テーブルへと雫を落とし、支離滅裂になりつつも、何かを伝えようとするのを慈愛に満ちた目で見守っていた。
「でも、そうじゃなかった。君は、ディオドラを治療したことを肯定出来ていて、悪魔になった事を後悔なんてして無くて、誰にも恨みなんて向けていなくて……ただ、純粋に生活を楽しんでいた。俺が、兵藤天魔という一個人が、彼女達の気持ちを勝手に推測して、無駄に意地を張って、君を見るのを嫌がった。話を聞いて、無駄に時間をかけて考えて、ようやく結論を出した。本当なら、もっと早くいうべきだった。少なくとも、ディオドラが来る前には」
天魔が顔を上げ、アーシアへと目を合わせる。
息を整え、最後に大きく深呼吸をすると、改めて切り出した。
「アーシア・アルジェントさん。俺に、君の人生を背負わせて欲しい。これから君はひどく傷つくことになる。俺は俺のために、君を囮にするような外道だ。だけど、必ず助けるし、俺の生命尽きるまで、君のそばにいる。だから、俺と一緒に生きて欲しい」
天魔が言葉とともに差し出した手を、アーシアは僅かに目を伏せると、包み込むように両手で握る。
その表情は微笑みつつ、一筋の涙が伝っていた。
「もちろんです。天魔さん、ずっと、一緒にいましょう」
アーシアの答えを聞き、包まれた手を握り返し、自由な手で顔をおおうと天井を仰ぐ。
「あ~、本当俺ってばクズだよなぁ。告白に「これから傷つけます。でも助けるから赦してください」ってなんだよ、マジで。ごめんな、アーシア。こんなクソ野郎で」
「そんなことはないです。天魔さんは素敵なヒトですよ」
自嘲する天魔をアーシアが慰め、天魔が深い溜め息と共にうなだれる。
そんな様子にアーシアが微笑んでいるとゼノヴィアが呼びに来た。
「アーシア、朱乃さんがコスプレ衣装なるものを持ってきたんだが、一緒にどうかな? 何でもこの国におけるシスターにあたるものらしいぞ」
応じるか迷うアーシアへ、天魔が手で応じるように勧め、それを見たアーシアが部屋を出る。

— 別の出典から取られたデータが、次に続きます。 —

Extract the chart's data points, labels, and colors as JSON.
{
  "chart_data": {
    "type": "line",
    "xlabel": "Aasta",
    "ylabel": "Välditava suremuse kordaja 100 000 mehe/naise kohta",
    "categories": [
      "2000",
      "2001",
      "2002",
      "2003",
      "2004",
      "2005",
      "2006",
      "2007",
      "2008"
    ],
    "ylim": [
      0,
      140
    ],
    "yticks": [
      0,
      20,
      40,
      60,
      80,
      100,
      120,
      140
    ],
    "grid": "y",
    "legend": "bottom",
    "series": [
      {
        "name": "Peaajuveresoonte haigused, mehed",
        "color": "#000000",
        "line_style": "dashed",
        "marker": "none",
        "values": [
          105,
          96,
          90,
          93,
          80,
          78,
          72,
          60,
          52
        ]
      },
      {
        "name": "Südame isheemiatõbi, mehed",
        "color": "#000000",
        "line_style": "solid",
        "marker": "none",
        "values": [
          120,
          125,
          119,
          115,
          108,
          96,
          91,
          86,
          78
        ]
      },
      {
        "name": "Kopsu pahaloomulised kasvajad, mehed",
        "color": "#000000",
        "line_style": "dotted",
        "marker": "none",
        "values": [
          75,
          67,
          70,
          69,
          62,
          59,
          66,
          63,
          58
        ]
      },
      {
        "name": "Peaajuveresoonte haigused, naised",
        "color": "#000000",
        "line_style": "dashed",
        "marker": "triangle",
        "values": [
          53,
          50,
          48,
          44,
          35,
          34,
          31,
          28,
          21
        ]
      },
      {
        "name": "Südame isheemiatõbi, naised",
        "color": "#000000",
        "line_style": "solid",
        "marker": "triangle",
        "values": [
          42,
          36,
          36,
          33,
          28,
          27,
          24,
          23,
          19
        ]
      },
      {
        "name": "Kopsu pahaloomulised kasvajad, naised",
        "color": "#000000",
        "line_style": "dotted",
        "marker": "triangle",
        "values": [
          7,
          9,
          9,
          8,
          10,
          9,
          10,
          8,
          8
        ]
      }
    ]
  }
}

一人になった部屋で瞑目していると、音もなく一人が入室する。
「聞いての通りだ。俺はもう目をそらさない。真正面から、何人に増えようが、全員まとめて幸せにしてやるよ」
「言ったわね? もう取り消せないわよ? 何人になるかしらね?」
「……悪い、人数に関して明言するのはもうちょっと待ってくれ……覚悟は決めたが、あと少しだけ現実逃避させてくれ……」
「ダーメ♪」
心底面白そうに黒歌が告げる。
深い溜め息と共に項垂れる天魔のもとに、一つの連絡が届いた。